N° 1143 | du 12 juin 2014

Faits de société

Le 12 juin 2014

Blocage législatif sur la famille

Joël Plantet

Garde alternée, beau-parent, pension alimentaire, procréation assistée,fessée, autorité parentale… L’examen de la loi sur la famille a fait pschitt. Pour la deuxième fois. Or l’urgence sociétale est là.

L’obstruction parlementaire en guise de débat. À coup d’amendements (361 non examinés sur plus de 700 proposés, tout cela pour une vingtaine d’articles de loi…), l’opposition parlementaire a fini par faire reporter – pour le moment sine die – la loi sur la famille dont le vote était prévu pour le 28  mai et dont les pans les plus litigieux (PMA, GPA) avaient pourtant soigneusement été écartés. À droite, les mêmes rengaines, dynamisées par un long combat anti mariage pour tous («  match retour  », ont avancé certains), ont accusé le gouvernement de vouloir casser les repères de l’enfant, voire d’être une «  machine effroyable à détruire les familles et le socle de la République  », de privilégier l’intérêt de l’adulte à celui de l’enfant, de «  saucissonner l’autorité  », de judiciariser à outrance les questions familiales, sur fond d’immixtion de l’État dans la vie privée, etc.

Et encore : ce projet de loi ne faisait que rassembler a minima les dispositions d’une loi sur la famille déjà abandonnée en février dernier, sur fond de tensions sociétales. Au tour maintenant de la conférence des présidents de groupe de l’Assemblée d’avancer une nouvelle date hypothétique dans un calendrier parlementaire surbooké (avec, entre autres, la réforme pénale).

«  Machine effroyable à détruire les familles et le socle de la République  »

Il avait été discuté – déjà dans la houle – de la nécessité de l’accord des deux parents pour certaines décisions importantes de la vie de l’enfant (orientation scolaire, par exemple), des sanctions pour non représentation d’enfant, du développement de la médiation familiale ou de la création d’un mandat d’éducation quotidienne pour le beau-parent.

En 2011, selon l’Insee, un enfant sur dix, soit 1,5 million de mineurs, soit un enfant sur dix vivaient dans 720 000 familles recomposées.

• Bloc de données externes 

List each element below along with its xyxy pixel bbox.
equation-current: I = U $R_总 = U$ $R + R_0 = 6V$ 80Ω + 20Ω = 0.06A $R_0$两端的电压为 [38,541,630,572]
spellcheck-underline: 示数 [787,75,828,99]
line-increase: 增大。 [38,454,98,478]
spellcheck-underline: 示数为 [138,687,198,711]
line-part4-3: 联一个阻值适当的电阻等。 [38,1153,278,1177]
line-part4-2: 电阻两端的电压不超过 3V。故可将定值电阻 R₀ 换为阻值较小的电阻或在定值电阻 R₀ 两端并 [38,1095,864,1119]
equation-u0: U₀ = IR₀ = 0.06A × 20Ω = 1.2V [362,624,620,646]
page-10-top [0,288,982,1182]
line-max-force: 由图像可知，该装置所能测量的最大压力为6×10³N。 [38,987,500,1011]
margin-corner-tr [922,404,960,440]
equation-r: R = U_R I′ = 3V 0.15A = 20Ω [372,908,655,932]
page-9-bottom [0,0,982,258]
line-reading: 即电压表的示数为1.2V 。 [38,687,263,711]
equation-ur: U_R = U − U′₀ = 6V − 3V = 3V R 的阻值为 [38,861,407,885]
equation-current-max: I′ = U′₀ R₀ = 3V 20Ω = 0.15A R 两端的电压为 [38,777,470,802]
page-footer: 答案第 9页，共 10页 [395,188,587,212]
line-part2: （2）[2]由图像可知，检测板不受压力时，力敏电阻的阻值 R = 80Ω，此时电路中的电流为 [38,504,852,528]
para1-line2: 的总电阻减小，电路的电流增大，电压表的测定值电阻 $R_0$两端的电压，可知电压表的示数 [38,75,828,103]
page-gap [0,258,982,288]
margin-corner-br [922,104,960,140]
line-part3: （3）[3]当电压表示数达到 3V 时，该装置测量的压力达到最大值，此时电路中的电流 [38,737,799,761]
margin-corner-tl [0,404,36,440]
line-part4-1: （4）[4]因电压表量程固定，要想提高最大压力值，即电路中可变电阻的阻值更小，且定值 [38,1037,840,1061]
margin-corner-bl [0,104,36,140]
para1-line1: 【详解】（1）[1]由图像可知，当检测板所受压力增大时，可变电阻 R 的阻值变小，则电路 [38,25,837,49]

La double domiciliation pour l’enfant de parents séparés (article 7) a, elle, vivement agité le microcosme. En supprimant les termes de «  résidence principale  » et de «  droit de visite  », cette idée d’égalité – la résidence alternée paritaire – a fait bondir certains professionnels. Une pétition lancée par les pédopsychiatres Maurice Berger et Bernard Golse a recueilli plusieurs milliers de signatures de psychologues, psychiatres et professionnels de la petite enfance craignant une disposition dont le nomadisme, selon eux, «  fait courir un risque prouvé pour le développement affectif des enfants  ».

Dans Le Monde daté du 22  mai, Berger fustige l’«  incessant travail de lobbying  » de certaines associations de pères, annonce «  un désastre au niveau de l’enfance  » et estime que la garde alternée pour les enfants de moins de six ans entraînera «  un impact nocif et des troubles affectifs fixés que nous ne savons pas traiter  ». Mais… «  l’enfant n’a pas un parent principal et un parent secondaire  », s’insurge dans la même édition le sociologue François de Singly, estimant que le père «  doit tout autant prendre soin que faire autorité  ». Aujourd’hui, 71 % des enfants de parents séparés résident chez leur mère, et seuls 17 % sont en garde alternée.

Émanant du groupe écologiste, une proposition visant à interdire «  les châtiments corporels et violences physiques à l’égard de l’enfant  » – amendement «  anti-fessée  », idée déjà en vigueur dans dix-huit pays d’Europe – a été évacuée des débats parce que, selon la secrétaire d’État à la Famille, Laurence Rossignol, relevant de la prévention de la maltraitance et devant plutôt s’intégrer dans une loi à venir sur la protection de l’enfance. Mais le dépôt éventuel d’une telle proposition est tributaire des conclusions d’ici l’été d’une mission d’information sénatoriale sur la protection de l’enfance.
Bref, rien n’est réglé. Or, il le faudra bien. Un jour.